A patient deciding where to have her cesarean — even if she still had a choice of hospitals — might not even know it. Why would she assume that a nonprofit hospital supported by large state and federal funds could legally deny healthcare to its patients?

But that’s exactly what happens when the church has the final say on medical decisions. Not just in hospitals: emergency centers and doctor’s offices that are part of a Catholic network may refuse to prescribe contraceptives, offer abortion services or counseling.

New York State has made efforts to protect reproductive rights, beginning with the Reproductive Health Act of 2019, which codifies abortion rights. As state after state passed abortion bans in wake Roe v. calfFall, I often think, selfishly, thank god I live in New York.

But I still live in the Commonwealth of Religious Deference, where rules can be broken and citizens can be denied basic services as long as someone has decided it is God’s will.

Some lawmakers are pushing back. A recent bill sponsored by New York State Senator Michelle Hinchey, which has passed the Senate and is awaiting a vote in the assembly, would require hospitals to post a list of “policy-based exclusions” on their websites detailing the services not provided by them are listed. In Oregon, a new law gives state officials the power to block hospital mergers that would result in limited access to health care.

But behind these efforts lies the unchallenged notion that Catholic hospitals are within their right to refuse care. That religious organizations, despite their public funding, do not have to adhere to secular standards.

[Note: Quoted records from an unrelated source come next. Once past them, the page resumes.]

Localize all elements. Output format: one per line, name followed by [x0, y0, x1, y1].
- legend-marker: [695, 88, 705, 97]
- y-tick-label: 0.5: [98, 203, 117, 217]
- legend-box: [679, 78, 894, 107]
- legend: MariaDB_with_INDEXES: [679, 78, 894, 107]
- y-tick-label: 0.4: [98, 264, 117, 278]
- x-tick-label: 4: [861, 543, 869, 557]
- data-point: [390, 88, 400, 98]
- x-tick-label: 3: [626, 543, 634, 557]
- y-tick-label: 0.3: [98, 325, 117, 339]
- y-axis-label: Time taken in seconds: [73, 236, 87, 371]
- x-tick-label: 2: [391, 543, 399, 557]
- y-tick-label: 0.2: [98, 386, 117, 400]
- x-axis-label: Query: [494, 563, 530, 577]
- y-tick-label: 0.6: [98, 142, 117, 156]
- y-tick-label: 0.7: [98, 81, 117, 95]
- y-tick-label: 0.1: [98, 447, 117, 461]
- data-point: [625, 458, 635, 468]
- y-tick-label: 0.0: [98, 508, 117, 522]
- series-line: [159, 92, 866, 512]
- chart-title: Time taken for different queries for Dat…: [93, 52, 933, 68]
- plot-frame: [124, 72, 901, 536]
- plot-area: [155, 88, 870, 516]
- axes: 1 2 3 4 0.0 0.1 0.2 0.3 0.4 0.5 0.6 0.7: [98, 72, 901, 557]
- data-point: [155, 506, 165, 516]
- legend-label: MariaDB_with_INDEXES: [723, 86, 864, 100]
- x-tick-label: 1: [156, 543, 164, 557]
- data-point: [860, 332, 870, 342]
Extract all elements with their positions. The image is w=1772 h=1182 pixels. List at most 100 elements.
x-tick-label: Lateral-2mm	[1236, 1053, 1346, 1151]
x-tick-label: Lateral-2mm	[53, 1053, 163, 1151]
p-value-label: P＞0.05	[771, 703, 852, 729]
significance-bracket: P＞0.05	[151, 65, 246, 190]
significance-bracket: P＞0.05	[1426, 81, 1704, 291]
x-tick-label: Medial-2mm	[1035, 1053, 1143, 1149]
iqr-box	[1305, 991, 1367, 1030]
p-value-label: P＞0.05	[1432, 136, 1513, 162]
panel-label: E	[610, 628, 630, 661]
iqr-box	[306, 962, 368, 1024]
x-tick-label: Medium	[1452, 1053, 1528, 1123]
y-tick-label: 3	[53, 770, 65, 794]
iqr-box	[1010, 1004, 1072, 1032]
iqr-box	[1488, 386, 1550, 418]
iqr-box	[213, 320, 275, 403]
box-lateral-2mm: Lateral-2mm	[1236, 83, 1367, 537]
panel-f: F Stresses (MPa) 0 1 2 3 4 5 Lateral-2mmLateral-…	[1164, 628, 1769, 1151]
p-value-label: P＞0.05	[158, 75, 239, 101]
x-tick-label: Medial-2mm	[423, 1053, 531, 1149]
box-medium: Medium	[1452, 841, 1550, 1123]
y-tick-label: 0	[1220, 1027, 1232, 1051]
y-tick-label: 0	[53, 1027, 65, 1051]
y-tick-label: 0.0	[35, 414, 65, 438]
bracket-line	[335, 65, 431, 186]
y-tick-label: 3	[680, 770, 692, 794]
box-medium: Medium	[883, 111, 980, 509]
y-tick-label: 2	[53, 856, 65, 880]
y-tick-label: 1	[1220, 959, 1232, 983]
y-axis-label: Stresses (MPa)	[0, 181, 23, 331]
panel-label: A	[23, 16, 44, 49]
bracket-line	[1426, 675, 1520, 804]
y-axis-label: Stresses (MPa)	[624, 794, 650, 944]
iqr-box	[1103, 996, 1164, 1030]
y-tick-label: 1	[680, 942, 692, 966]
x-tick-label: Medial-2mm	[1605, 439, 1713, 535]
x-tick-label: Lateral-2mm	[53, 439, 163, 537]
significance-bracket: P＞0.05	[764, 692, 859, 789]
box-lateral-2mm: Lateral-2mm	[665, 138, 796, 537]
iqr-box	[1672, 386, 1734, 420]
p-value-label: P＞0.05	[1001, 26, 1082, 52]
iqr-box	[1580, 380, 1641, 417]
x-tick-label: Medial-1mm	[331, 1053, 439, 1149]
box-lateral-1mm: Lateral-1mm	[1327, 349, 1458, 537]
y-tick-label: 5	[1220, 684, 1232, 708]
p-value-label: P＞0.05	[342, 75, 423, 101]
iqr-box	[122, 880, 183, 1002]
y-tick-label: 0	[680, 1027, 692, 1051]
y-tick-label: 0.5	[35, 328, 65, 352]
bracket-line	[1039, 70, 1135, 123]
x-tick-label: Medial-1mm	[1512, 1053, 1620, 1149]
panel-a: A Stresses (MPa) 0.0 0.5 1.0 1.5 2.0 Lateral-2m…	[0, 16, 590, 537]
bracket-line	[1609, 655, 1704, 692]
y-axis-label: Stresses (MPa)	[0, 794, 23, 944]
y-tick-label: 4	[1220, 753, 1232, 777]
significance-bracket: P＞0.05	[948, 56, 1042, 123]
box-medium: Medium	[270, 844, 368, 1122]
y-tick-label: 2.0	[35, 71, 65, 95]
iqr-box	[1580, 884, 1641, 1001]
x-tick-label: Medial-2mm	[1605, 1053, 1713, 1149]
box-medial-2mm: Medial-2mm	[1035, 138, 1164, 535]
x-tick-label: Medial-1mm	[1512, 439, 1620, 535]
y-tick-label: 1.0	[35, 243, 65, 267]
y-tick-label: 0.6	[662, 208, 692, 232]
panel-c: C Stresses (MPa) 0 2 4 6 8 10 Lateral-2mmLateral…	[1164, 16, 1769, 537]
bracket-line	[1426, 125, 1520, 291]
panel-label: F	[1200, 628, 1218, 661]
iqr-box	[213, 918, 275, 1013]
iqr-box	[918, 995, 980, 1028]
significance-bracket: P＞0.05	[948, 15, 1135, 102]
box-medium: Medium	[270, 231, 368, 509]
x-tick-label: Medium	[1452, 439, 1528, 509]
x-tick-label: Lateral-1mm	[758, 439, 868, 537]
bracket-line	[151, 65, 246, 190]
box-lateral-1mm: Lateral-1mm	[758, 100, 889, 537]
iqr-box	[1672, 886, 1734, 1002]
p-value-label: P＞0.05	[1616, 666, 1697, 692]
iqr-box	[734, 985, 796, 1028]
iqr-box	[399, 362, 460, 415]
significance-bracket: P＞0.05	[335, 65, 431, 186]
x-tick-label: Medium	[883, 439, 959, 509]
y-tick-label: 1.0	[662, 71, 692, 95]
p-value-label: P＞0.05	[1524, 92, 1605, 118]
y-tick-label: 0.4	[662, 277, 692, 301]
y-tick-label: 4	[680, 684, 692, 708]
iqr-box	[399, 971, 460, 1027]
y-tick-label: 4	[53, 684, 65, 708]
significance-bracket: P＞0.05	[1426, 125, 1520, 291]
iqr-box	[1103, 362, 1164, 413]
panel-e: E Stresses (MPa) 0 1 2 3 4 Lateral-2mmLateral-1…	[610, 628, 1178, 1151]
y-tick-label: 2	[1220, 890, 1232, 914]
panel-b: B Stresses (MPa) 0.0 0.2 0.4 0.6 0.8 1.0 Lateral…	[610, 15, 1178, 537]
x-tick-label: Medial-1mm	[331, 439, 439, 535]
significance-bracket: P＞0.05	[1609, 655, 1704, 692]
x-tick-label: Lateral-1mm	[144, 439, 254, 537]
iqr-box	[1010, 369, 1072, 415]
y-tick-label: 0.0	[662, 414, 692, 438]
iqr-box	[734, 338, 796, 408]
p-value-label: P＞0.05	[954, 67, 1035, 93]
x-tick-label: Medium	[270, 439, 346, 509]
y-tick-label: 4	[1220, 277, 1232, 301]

Blue States? secular country? Doesn’t matter. The most shocking evidence that even New Yorkers live in a state that knows God best is a devastating New York Times report on the state’s Hasidic schools, which teach Jewish law and tradition but little English or math. In 2019, 99 percent of the thousands of Hasidic boys who took state-standard tests failed. Meanwhile, New York’s are receiving yeshivas lots of education funding – “more than $1 billion” in government money over the past four years. Religious leaders systematically denied their students the constitutionally protected opportunity of a “healthy basic education”, political leaders allowed it.

Or at least they did. The New York State Board of Regents recently voted to require private schools to prove they teach undergraduate subjects or risk losing public funding. Whether this rule will be enforced remains to be seen. But it is a start.

I wish the New York State Department of Health would take the same approach to healthcare networks: Prove that you provide patients with all the care that modern medicine has made possible, state laws have made possible, and the Affordable Care Act deemed essential, and you will receive your tax exemptions and your Medicaid payments.

What if you happen to have a patient who believes contraception is against the will of God? She can choose not to have her hoses tied off.